Overall, TICI 2b-3 was achieved in 75% of the thrombectomy-treated patients. An mRS score of 0-2 at 90 days was achieved in a greater proportion of patients who underwent thrombectomy compared with controls. In addition, rates of hemicraniectomy and death at 90 days were both significantly lower among patients who underwent thrombectomy. Rates of symptomatic intracranial hemorrhage (sICH) were similar for both groups.

 

Outcomes at 90 Days in Patients With ASPECTS ≤ 5

 

Thrombectomy

(n = 60)

Controls

(n = 48)

P Value

mRS 0-2

30%

2.1%

< 0.001

Hemicraniectomy

3.3%

22.9%

0.002

Death

25%

47.9%

0.01

sICH

5%

6.3%

0.78

 

Subgroup analysis revealed that patients aged 70 years and younger had significantly better clinical outcomes with thrombectomy than did older patients (37.5% vs 10% had a 90-day mRS of 0-2; P = 0.02), regardless of baseline characteristics or recanalization rate.

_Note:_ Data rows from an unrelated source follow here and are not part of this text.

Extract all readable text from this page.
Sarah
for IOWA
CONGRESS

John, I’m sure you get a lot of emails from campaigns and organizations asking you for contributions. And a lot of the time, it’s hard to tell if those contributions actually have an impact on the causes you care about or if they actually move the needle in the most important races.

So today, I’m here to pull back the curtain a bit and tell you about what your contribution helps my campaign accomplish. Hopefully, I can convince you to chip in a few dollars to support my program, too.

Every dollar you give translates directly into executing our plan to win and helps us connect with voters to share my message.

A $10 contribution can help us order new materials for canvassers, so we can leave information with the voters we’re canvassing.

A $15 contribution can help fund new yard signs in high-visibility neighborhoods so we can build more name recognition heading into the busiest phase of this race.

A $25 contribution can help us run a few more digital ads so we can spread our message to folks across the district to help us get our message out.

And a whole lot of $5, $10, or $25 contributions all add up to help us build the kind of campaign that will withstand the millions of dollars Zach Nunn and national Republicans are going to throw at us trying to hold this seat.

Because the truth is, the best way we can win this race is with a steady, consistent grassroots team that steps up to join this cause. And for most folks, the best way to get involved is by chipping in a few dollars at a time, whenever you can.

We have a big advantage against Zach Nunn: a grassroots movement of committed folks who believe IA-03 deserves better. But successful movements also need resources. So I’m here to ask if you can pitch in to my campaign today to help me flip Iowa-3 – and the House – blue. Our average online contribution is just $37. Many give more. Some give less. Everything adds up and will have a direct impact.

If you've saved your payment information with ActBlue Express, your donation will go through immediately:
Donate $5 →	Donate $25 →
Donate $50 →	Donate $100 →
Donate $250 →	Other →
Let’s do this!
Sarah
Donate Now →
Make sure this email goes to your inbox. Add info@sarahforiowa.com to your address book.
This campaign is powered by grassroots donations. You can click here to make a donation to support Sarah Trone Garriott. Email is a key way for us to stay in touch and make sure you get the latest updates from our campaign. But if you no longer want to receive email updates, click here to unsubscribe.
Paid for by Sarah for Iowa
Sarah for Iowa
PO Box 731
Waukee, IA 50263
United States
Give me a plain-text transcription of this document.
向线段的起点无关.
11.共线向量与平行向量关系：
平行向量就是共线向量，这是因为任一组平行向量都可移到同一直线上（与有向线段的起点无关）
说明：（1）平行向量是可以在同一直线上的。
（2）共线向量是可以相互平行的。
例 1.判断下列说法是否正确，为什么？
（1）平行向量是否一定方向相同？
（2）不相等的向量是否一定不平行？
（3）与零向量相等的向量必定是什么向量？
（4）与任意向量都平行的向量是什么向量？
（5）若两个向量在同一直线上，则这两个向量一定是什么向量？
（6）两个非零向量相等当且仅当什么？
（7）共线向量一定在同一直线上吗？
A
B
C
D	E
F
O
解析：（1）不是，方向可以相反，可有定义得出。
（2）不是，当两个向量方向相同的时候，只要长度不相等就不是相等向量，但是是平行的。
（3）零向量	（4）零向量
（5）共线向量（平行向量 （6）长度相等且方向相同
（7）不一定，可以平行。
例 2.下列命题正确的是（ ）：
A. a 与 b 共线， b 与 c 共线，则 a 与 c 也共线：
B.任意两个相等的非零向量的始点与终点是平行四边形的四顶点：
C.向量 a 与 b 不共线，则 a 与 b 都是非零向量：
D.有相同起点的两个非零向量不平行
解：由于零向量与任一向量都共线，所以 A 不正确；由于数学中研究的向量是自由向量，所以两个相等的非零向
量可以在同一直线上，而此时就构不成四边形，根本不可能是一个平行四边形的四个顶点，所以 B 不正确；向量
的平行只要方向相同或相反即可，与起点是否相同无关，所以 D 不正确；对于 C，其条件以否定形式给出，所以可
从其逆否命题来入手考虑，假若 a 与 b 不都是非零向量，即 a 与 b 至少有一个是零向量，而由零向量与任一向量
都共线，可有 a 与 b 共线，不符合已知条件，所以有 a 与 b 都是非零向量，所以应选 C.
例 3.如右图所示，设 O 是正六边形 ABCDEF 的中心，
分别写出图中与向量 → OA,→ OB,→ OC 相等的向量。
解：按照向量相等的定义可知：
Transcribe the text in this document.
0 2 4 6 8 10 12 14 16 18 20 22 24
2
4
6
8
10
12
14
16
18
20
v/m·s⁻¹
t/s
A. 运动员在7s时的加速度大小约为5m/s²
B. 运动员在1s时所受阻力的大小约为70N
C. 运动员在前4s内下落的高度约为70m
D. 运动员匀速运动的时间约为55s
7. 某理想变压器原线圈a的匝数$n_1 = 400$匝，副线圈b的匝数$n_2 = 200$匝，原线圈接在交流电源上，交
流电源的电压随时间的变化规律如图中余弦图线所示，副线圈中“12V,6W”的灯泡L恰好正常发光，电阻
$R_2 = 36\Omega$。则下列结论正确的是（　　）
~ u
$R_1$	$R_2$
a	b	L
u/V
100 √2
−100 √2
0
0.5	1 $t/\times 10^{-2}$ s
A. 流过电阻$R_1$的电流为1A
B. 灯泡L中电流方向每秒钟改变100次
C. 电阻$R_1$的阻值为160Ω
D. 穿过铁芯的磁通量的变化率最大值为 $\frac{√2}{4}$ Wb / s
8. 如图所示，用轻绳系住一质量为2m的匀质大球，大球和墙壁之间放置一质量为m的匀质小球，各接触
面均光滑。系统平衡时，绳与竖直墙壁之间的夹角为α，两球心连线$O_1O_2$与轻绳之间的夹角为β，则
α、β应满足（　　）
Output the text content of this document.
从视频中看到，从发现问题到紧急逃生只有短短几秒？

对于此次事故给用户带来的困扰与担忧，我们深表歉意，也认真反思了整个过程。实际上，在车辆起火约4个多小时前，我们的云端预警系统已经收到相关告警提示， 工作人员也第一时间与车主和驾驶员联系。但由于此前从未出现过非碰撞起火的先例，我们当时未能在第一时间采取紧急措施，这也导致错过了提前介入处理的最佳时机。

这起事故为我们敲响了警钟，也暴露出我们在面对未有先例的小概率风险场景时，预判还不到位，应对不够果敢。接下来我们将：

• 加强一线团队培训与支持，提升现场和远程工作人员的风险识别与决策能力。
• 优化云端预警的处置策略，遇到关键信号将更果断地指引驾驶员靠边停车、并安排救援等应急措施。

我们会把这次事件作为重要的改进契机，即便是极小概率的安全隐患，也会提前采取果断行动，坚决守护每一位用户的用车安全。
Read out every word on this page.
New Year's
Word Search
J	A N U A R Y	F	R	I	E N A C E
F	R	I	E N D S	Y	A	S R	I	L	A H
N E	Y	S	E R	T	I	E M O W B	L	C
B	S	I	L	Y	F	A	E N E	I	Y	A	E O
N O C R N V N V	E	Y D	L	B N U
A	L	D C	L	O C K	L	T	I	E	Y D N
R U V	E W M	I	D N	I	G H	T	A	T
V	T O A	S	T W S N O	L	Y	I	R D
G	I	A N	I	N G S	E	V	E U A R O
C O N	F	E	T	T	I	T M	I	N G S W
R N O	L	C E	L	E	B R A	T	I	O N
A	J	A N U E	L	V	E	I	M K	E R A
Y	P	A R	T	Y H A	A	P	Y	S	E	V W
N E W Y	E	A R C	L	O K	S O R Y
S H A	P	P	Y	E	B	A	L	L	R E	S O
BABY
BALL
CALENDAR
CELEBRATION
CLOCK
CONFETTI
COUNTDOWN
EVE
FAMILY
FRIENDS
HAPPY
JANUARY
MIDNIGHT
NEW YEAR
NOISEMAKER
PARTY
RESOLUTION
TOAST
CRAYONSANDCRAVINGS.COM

According to Mayank Goyal, MD (University of Calgary, Calgary Alberta, Canada), who was not involved in the research, the study addresses an important issue—how to determine which patients are the best candidates for endovascular therapy.

 

“It brings to the limelight the fact that patients [with low ASPECTS] may have the potential for significant benefit by endovascular treatment,” he told Neurovascular Exchange. “It [also] leads us to think in that in that direction and address the topic in a more systematic fashion.”

 

Specifically, Goyal called for a large, randomized trial to overcome biases, such as the fact that patients treated endovascularly may receive a different level of aftercare as those treated medically.

 

In addition, it is important to consider cost-effectiveness, he said, pointing out that “70% of the patients did not have a good outcome, which means we are still treating a lot of patients who may not have that good an outcome.

 

“This study points us in the right direction. It tells us this topic is worth investigating, but it does not necessarily provide direction [regarding what] we should be doing from tomorrow onwards,” Goyal concluded.

 


Source:

Mourand I, Abergel E, Mantilla D, et al. Favorable revascularization therapy in patients with ASPECTS ≤ 5 on DWI in anterior circulation stroke. J NeuroInterv Surg. 2017;Epub ahead of print.

 

Disclosures:

  • Mourand reports no relevant conflicts of interest.
  • Goyal reports consulting for Medtronic, Stryker, Microvention, and Cerenovus.